May 11, 2026 – Full disclosure details were sent to the Burst Statistics Team through our Wordfence Vulnerability Management Portal.
May 11, 2026 – The vendor acknowledged the report and began working on a fix.
May 12, 2026 – The fully patched version of the plugin, 3.4.2, was released.
June 7, 2026 – Wordfence Free users will receive the same firewall protection.
Conclusion
In this blog post, we detailed an Authentication Bypass vulnerability within the Burst Statistics plugin affecting versions 3.4.0 to 3.4.1.1. This vulnerability allows unauthenticated threat actors with knowledge of a valid administrator username to fully impersonate that administrator across any REST API request, enabling actions such as creating new administrator accounts with no prior authentication. The vulnerability has been addressed in version 3.4.2 of the plugin.
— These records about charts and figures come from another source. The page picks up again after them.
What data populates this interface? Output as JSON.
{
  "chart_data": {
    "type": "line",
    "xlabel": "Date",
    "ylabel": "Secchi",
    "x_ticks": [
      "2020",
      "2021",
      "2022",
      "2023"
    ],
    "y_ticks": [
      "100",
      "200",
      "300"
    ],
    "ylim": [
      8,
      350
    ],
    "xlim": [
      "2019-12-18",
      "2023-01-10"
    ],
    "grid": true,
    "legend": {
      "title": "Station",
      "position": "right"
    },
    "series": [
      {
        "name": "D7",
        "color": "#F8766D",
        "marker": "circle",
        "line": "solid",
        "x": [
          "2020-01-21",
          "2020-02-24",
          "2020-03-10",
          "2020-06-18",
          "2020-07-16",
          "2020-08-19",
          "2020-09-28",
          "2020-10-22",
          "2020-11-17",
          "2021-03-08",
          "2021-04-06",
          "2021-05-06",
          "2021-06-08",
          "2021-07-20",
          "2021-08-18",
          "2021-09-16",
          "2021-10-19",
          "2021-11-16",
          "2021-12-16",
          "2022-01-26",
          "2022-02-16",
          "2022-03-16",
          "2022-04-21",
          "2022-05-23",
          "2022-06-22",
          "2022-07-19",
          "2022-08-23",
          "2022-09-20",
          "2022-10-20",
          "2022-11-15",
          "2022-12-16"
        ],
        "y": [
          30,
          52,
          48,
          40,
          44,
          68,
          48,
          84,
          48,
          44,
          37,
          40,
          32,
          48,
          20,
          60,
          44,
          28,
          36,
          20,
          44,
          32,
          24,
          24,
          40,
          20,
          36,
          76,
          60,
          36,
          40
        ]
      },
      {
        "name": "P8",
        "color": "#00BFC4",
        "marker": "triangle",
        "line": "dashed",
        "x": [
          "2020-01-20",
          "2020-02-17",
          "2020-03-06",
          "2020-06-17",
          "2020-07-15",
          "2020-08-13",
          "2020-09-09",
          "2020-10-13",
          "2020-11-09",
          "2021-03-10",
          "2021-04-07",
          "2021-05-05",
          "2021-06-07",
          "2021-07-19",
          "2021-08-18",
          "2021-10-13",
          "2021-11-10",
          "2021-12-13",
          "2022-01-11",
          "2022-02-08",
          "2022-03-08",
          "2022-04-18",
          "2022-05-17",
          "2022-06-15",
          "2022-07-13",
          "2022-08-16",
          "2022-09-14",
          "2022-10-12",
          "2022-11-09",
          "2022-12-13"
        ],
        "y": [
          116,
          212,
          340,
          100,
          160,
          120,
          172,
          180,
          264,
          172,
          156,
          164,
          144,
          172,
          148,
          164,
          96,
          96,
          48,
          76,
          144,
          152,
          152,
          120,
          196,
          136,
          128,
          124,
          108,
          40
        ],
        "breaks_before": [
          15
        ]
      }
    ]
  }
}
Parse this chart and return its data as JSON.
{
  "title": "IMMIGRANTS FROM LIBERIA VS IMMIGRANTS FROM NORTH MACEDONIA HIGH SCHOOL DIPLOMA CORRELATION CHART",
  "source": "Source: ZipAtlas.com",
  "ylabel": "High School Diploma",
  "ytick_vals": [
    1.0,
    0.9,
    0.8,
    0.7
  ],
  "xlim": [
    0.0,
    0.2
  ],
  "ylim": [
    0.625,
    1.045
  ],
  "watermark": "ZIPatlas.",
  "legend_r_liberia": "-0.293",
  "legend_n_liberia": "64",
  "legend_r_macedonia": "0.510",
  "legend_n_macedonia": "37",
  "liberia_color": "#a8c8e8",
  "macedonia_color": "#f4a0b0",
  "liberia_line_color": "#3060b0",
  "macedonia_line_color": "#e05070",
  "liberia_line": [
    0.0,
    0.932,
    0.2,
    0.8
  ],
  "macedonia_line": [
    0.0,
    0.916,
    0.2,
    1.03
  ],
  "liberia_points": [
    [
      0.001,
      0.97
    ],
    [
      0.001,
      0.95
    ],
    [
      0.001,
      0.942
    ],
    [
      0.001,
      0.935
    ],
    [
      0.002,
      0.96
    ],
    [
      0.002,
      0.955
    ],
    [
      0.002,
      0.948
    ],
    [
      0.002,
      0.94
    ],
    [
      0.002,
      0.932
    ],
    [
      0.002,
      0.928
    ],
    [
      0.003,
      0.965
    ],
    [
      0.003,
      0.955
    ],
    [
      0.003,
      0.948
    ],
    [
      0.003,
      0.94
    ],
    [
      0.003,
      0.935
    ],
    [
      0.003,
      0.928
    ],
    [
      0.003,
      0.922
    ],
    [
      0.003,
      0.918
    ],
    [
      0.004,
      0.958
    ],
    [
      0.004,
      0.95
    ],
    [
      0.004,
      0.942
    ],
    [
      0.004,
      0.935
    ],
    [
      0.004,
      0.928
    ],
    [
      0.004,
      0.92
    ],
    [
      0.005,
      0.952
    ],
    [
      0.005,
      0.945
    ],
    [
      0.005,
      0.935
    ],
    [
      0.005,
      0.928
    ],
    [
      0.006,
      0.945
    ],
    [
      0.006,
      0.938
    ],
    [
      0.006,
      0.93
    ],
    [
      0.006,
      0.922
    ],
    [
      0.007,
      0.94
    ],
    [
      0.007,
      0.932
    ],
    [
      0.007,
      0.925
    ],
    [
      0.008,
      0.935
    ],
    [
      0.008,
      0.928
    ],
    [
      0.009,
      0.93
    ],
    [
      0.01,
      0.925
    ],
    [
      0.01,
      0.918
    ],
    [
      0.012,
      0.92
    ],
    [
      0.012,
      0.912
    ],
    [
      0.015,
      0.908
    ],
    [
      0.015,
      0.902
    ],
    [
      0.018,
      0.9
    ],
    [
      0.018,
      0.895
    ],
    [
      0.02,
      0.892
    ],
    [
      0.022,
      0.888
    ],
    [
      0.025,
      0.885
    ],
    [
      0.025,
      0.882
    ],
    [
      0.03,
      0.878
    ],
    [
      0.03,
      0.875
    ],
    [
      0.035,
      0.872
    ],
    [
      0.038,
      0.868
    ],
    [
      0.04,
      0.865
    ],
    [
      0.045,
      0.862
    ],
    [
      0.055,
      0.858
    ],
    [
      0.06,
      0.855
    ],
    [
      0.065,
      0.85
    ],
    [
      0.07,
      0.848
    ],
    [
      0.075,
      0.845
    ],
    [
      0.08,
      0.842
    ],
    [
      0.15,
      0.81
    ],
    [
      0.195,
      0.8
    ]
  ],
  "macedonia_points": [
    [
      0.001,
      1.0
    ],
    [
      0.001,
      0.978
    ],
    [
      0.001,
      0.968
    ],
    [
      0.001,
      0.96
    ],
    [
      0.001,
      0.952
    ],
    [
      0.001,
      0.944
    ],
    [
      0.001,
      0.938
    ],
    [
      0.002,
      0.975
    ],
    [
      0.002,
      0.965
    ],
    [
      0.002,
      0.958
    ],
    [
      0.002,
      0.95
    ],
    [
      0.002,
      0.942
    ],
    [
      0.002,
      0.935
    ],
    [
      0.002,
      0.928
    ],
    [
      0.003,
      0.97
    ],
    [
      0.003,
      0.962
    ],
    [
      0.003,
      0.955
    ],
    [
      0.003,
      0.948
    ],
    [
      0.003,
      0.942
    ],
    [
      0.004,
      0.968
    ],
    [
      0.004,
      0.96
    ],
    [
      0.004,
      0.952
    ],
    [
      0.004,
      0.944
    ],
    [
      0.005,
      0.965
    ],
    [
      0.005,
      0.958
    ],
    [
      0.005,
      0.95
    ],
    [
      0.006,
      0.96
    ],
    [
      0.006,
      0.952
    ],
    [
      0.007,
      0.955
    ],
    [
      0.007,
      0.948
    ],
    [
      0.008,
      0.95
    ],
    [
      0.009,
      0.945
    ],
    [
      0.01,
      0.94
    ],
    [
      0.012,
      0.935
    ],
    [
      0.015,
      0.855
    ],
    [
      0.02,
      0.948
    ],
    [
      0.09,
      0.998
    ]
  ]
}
We encourage WordPress users running Burst Statistics to verify that their sites are updated to version 3.4.2 or later as soon as possible, given the unauthenticated nature of this vulnerability and the level of access it can grant to attackers.
Wordfence Premium, Wordfence Care, and Wordfence Response users received a firewall rule to protect against any exploits targeting this vulnerability on May 8, 2026. Sites using the free version of Wordfence will receive the same protection 30 days later, on June 7, 2026.
If you know someone who uses this plugin on their site, we recommend sharing this advisory with them to ensure their site remains secure, as this vulnerability poses a significant risk.